The basic principles of the HPO Change Model are outlined by one of the model’s founders. Retrospective case studies are also presented for HPO-based change programs at the Inspector General’s Office of the EPA, and NAVAIR’s China Lake facility. Methods for evaluating the impact of HPO training are discussed.

Press Paragraph

The Inspector General of the EPA, Nikki Tinsley, will deliver a presentation at the SIOP Spring Conference in Orlando. She will report the impact of HPO training at the EPA over the past several years. The High Performance Organization (HPO) Change Model has had a major impact in a number of government agencies and related industrial settings. Also featured is John Pickering, one of the co-founders of the HPO Diagnostic/Change Model, who will explain the model and its history. Other participants will discuss the implementation of HPO within the NAVAIR organization and discuss methods of evaluating the impact of HPO training.
General Statement:

Organizational Change and the Business of Government

This practitioner forum presents the concepts, applications, brief history, and evaluation of an approach to organizational change that is having a major impact on a number of government agencies—HPO training. HPO is the acronym for the High-Performance Organizations Diagnostic/Change Model. It grew directly out of the work of the Federal Executive Institute in Charlottesville, Virginia, a division of the Office of Personnel Management that has the responsibility for training the senior level executives in government agencies. The impetus for the development of the model began with the question of why executive development programs (alone) don’t work. The following is Pickering and Matson’s account:

“The scenario usually goes something like this: 1) after the program, participants – charged up by their experience and with a new readiness to risk change – reenter powerful organizational environments and cultures that are exactly the same as when they left a few weeks earlier; 2) because no one else from the organization had the same experience with them, they get little reinforcement of their developmental experience and soon have whatever notions of individual and organizational change they picked up in the programs “knocked out” of their heads by the unrelenting press of existing issues and problems (both personal and organizational); and 3) as a result, they often report later that they are more frustrated with their inability to impact their organizations than before they attended the programs. Thus returning “change ready” people to “unready” organizations is like planting improved seeds in infertile soil; the potential is there, but the likelihood of positive results is low.” (Pickering and Matson, 1992, p. 2)
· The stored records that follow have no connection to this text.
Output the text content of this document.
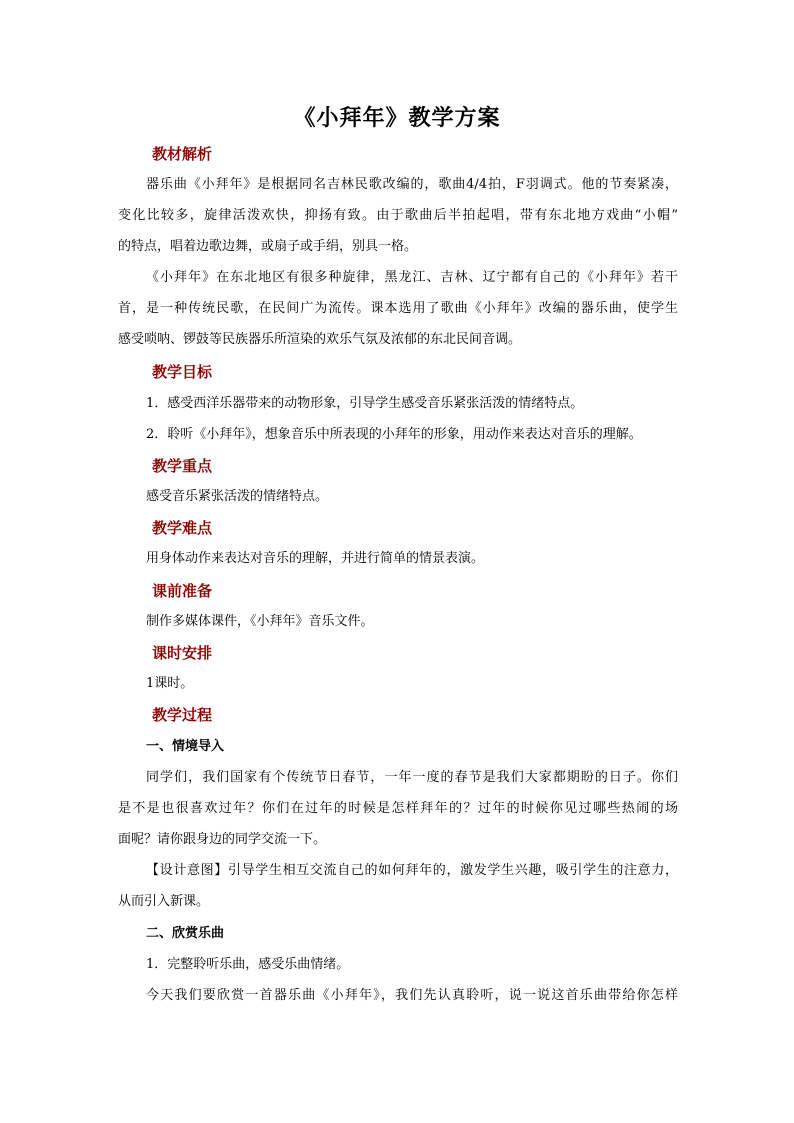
《小拜年》教学方案
教材解析
器乐曲《小拜年》是根据同名吉林民歌改编的，歌曲4/4拍，F羽调式。他的节奏紧凑，
变化比较多，旋律活泼欢快，抑扬有致。由于歌曲后半拍起唱，带有东北地方戏曲“小帽”
的特点，唱着边歌边舞，或扇子或手绢，别具一格。
《小拜年》在东北地区有很多种旋律，黑龙江、吉林、辽宁都有自己的《小拜年》若干
首，是一种传统民歌，在民间广为流传。课本选用了歌曲《小拜年》改编的器乐曲，使学生
感受唢呐、锣鼓等民族器乐所渲染的欢乐气氛及浓郁的东北民间音调。
教学目标
1．感受西洋乐器带来的动物形象，引导学生感受音乐紧张活泼的情绪特点。
2．聆听《小拜年》，想象音乐中所表现的小拜年的形象，用动作来表达对音乐的理解。
教学重点
感受音乐紧张活泼的情绪特点。
教学难点
用身体动作来表达对音乐的理解，并进行简单的情景表演。
课前准备
制作多媒体课件，《小拜年》音乐文件。
课时安排
1课时。
教学过程
一、情境导入
同学们，我们国家有个传统节日春节，一年一度的春节是我们大家都期盼的日子。你们
是不是也很喜欢过年？你们在过年的时候是怎样拜年的？过年的时候你见过哪些热闹的场
面呢？请你跟身边的同学交流一下。
【设计意图】引导学生相互交流自己的如何拜年的，激发学生兴趣，吸引学生的注意力，
从而引入新课。
二、欣赏乐曲
1．完整聆听乐曲，感受乐曲情绪。
今天我们要欣赏一首器乐曲《小拜年》，我们先认真聆听，说一说这首乐曲带给你怎样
In contrast to this “train the leaders” approach, HPO focuses on inculcating fundamental principles of effective organizational design throughout the organization, teaching HPO values and processes, and building a broad based consensus and “buy in.” HPO is not a cookbook process, but rather a set of lenses through which participants view their own organizations and decide for themselves what processes and changes may be necessary to improve organizational performance. The assumption is that once they come to understand the fundamental principles of organizational design and change, their own internal knowledge and long term commitment to the organization will enable them to create a change program that will have positive impact and staying power. This approach to organizational change is both broad based and also highly cost effective, making it well suited to the needs and the budgets of government organizations.

The first presentation is a summary of the major concepts and a brief history of the HPO movement by John Pickering and Gerry Brokaw, two of the founding fathers of the model. The second is an account by Nikki Tinsley, the Inspector General of the EPA, and Emmalou Norland, an internal consultant for EPA’s change program, of the impact of HPO on the EPA Inspector General’s Office over the past four years. Third, Keith Ray and Joan Goppelt, two of the prime movers of HPO transformation within NAVAIR’s China Lake facility, will report on that organization’s change experience to date.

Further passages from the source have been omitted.